Intraoperative manometry has been used for assessing completeness of myotomy by measuring any residual high pressure across the gastroesophageal junction. In the present series, the manometry results between the two groups did not favor either partial- or full-thickness myotomy. In fact, we observed significant reduction in LES pressure (manometric pressure below 5 mmHg) in only three animals. Interestingly, in two of these animals an extended myotomy (the tattoo site was identified) was achieved. As extended myotomy was performed in only 3 of the 18 animals, this would explain why most animals in this series did not reach significant reduction in LES pressure after myotomy.
In conclusion, the present study demonstrates that intraluminal endoscopic esophageal myotomy is a feasible yet challenging procedure, chiefly for obtaining adequate extension into the gastric cardia. Although full-thickness and partial-thickness myotomy were associated with pneumothorax requiring prophylactic thoracostomy tube drainage, this has not been seen in the current human experience, likely because of the anatomic differences in the thoracic compartment between the porcine model and human. Advanced endoscopic expertise is needed to achieve the necessary extended cardia myotomy.

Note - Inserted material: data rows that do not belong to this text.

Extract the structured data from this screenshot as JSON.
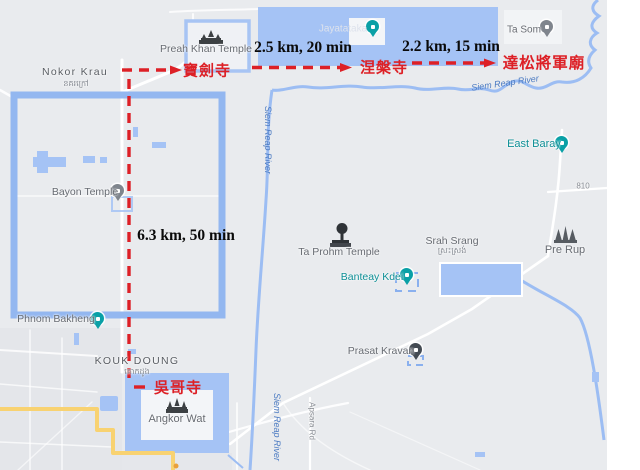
{
  "title": "Angkor temples tuk-tuk route map (Google Maps with annotated route)",
  "colors": {
    "map_background": "#e9ebee",
    "water_blue": "#a5c3f5",
    "river_blue": "#9cbdf3",
    "road_yellow": "#f8d271",
    "route_red": "#dd2026",
    "poi_teal": "#0aa0a6",
    "pin_gray": "#7f858d",
    "pin_dark": "#434a52",
    "water_label_blue": "#4c7bc2",
    "annotation_black": "#0a0a0a"
  },
  "route": {
    "segments": [
      {
        "from": "Preah Khan",
        "to": "Neak Pean",
        "distance_label": "2.5 km, 20 min"
      },
      {
        "from": "Neak Pean",
        "to": "Ta Som",
        "distance_label": "2.2 km, 15 min"
      },
      {
        "from": "Preah Khan",
        "to": "Angkor Wat",
        "distance_label": "6.3 km, 50 min"
      }
    ],
    "stops": {
      "preah_khan_cn": "寶劍寺",
      "neak_pean_cn": "涅槃寺",
      "ta_som_cn": "達松將軍廟",
      "angkor_wat_cn": "吳哥寺"
    }
  },
  "map_labels": {
    "preah_khan": "Preah Khan Temple",
    "nokor_krau": "Nokor Krau",
    "nokor_krau_khmer": "នគរក្រៅ",
    "bayon": "Bayon Temple",
    "phnom_bakheng": "Phnom Bakheng",
    "kouk_doung": "KOUK DOUNG",
    "kouk_doung_khmer": "គោកដូង",
    "angkor_wat": "Angkor Wat",
    "ta_prohm": "Ta Prohm Temple",
    "banteay_kdei": "Banteay Kdei",
    "srah_srang": "Srah Srang",
    "srah_srang_khmer": "ស្រះស្រង់",
    "pre_rup": "Pre Rup",
    "east_baray": "East Baray",
    "ta_som": "Ta Som",
    "prasat_kravan": "Prasat Kravan",
    "jayatataka": "Jayatataka",
    "siem_reap_river": "Siem Reap River",
    "road_810": "810",
    "apsara_rd": "Apsara Rd"
  }
}
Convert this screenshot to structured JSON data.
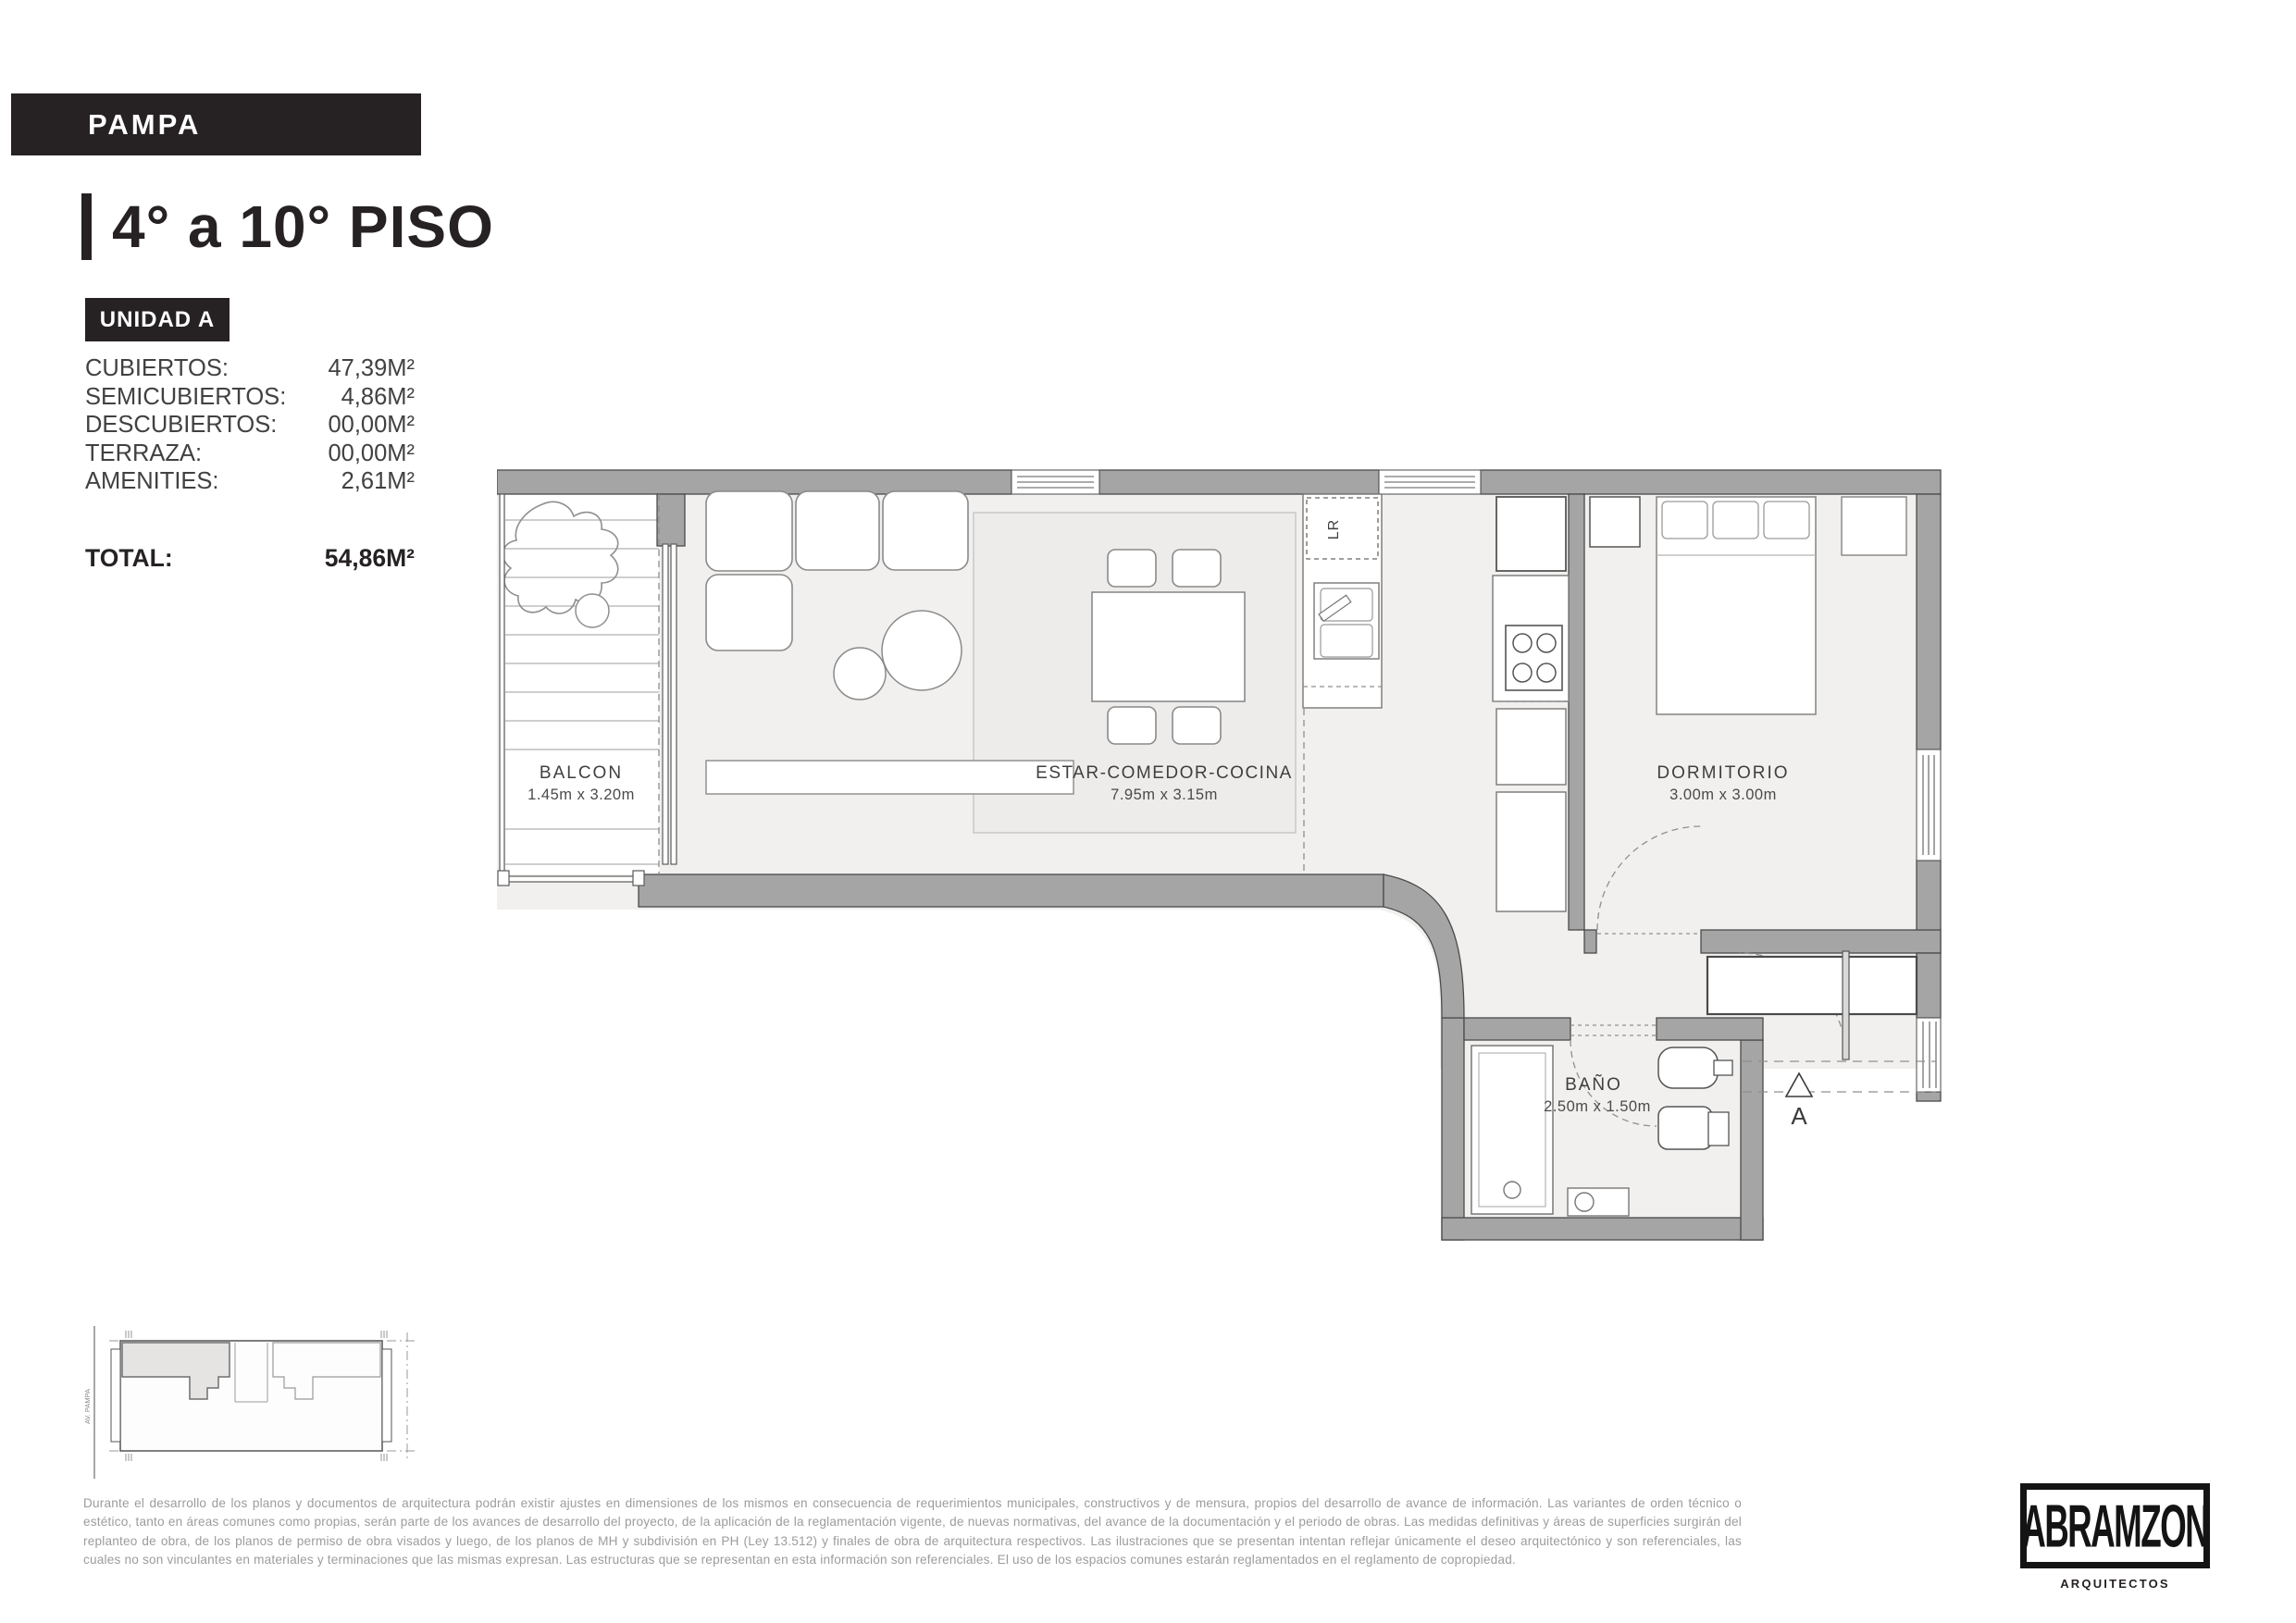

The take home message for the surgeon is that the intraluminal approach to myotomy simplifies the entire procedure. Creating the submucosal tunnel is efficient and promptly allows access to the EGJ, where the most critical phase of the myotomy—extension into the gastric cardia—can be focused upon with careful dissection. Finally, with care to avoid trauma to the overlying mucosal flap, a predictably safe and simple completion to the procedure is possible.
The present study demonstrates that esophageal myotomy using SEMF is a feasible yet challenging procedure in the swine model. Full-thickness myotomy does not seem to be superior to partial-thickness myotomy as demonstrated by pull-through manometry. Endoscopic esophageal myotomy results are greatly influenced by obtaining adequate myotomy extension into the gastric cardia. Proper dissection and extension of myotomy beyond the LES seems to increase with experience.
This study was supported by a NOSCAR grant.
Dr. Gostout and the Developmental Endoscopy Unit receive research grants from Olympus America and Olympus Tokyo. Dr. Gostout is an advisor to Apollo Endosurgery; both he and the Mayo Foundation maintain an equity position in Apollo Endosurgery, Inc. Dr. Gostout and the Mayo Foundation hold intellectual property (patent) on the SEMF procedure and devices. Drs. Bonin, Moran, and Bingener as well as Mary Knipschield have no conflicts of interest or financial ties to disclose.